We went on to write:
As a result, in the near-term there is little to suggest that the company’s fundamentals and share price are anything more than still stuck in a narrow range. To meaningfully break this cycle of monotony, we would have to see a few key things: 1) merchandising efforts actually work and drive a mix shift back towards discretionary goods, which in turn drives average ticket and margins higher, 2) a meaningful pick up in contribution from international at higher EBIT margins (unlikely as the non-U.S units collectively remain in growth mode) and 3) an acceleration in traffic (share) growth as a result of all of the above-mentioned efforts combined. In theory, achieving this short list is what management needs to do to get out of the rut of consistency.
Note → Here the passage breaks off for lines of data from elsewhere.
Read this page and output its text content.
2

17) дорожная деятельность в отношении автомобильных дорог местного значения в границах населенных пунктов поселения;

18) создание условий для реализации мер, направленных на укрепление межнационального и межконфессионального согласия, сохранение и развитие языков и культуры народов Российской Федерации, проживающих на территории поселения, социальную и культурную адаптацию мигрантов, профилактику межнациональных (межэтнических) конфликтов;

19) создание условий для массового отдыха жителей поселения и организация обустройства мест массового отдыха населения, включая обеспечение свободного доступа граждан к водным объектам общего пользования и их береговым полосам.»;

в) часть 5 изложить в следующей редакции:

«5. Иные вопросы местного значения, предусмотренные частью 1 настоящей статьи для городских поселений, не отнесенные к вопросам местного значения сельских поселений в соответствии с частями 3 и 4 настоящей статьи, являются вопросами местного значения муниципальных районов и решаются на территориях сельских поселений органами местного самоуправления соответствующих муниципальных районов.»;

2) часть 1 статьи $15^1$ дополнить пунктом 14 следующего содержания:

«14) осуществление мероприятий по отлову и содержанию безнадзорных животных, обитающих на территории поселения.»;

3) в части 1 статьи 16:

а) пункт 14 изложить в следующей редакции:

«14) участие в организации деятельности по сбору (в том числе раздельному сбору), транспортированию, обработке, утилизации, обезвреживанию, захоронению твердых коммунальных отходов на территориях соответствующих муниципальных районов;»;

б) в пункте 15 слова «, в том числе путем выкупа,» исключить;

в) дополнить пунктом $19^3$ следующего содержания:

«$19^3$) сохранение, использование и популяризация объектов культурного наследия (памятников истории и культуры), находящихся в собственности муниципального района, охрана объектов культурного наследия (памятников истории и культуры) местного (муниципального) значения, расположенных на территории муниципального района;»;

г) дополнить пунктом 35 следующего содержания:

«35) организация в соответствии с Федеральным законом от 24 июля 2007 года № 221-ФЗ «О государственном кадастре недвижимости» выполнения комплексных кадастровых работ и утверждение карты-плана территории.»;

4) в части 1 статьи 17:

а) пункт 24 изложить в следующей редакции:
In reality, the hope of inflation as a savior and reliance on merchandising changes to drive margins higher are likely to be disappointing to those looking at 2010 as a breakout year for the largest company on the planet.
That brings us to today, exactly sixth months later and our thesis is very much unchanged. Tomorrow Wal-Mart will report earnings that on the surface will be very close to the Street’s expectations. Maybe a penny or two of upside, but all eyes will again be focused on the top line. We have no special insight or “channel check” that tells us where exactly domestic comps will shake out, but our best guess tells us it’s slightly negative again. After all, sales momentum slowed across the board for all types of retailers in Q2 and we don’t expect anything different from WMT.
Revenue gains remain a challenge based both on the law of large numbers that keep traffic under pressure and the fact that Wal-Mart’s pricing prowess continues to self-deflate the sales line. We also believe recent management changes in the U.S offer the clearest signal that sales remain under pressure. If it ain’t broke, why fix it? The bottom line here is that Wal-Mart is struggling to give the consumer a reason to shop its stores beyond price alone. A scenario we see no signs of abating anytime soon and one which will again be made clear with tomorrow’s report. So long as the consumer remains challenged to find higher wages and overall employment, Wal-Mart is unlikely to convince Americans that that they should be buying more “want” and less “need”. As a result, tomorrow’s scripted call will likely be more about “opportunities” in merchandising, maintaining price leadership, and importantly how the Wal-Mart customer remains challenged. All of these items will come to light on a day that shares headlines with the Obama Administration Conference on the Future of Housing Finance and will likely rekindle a day of focus on the weak consumer.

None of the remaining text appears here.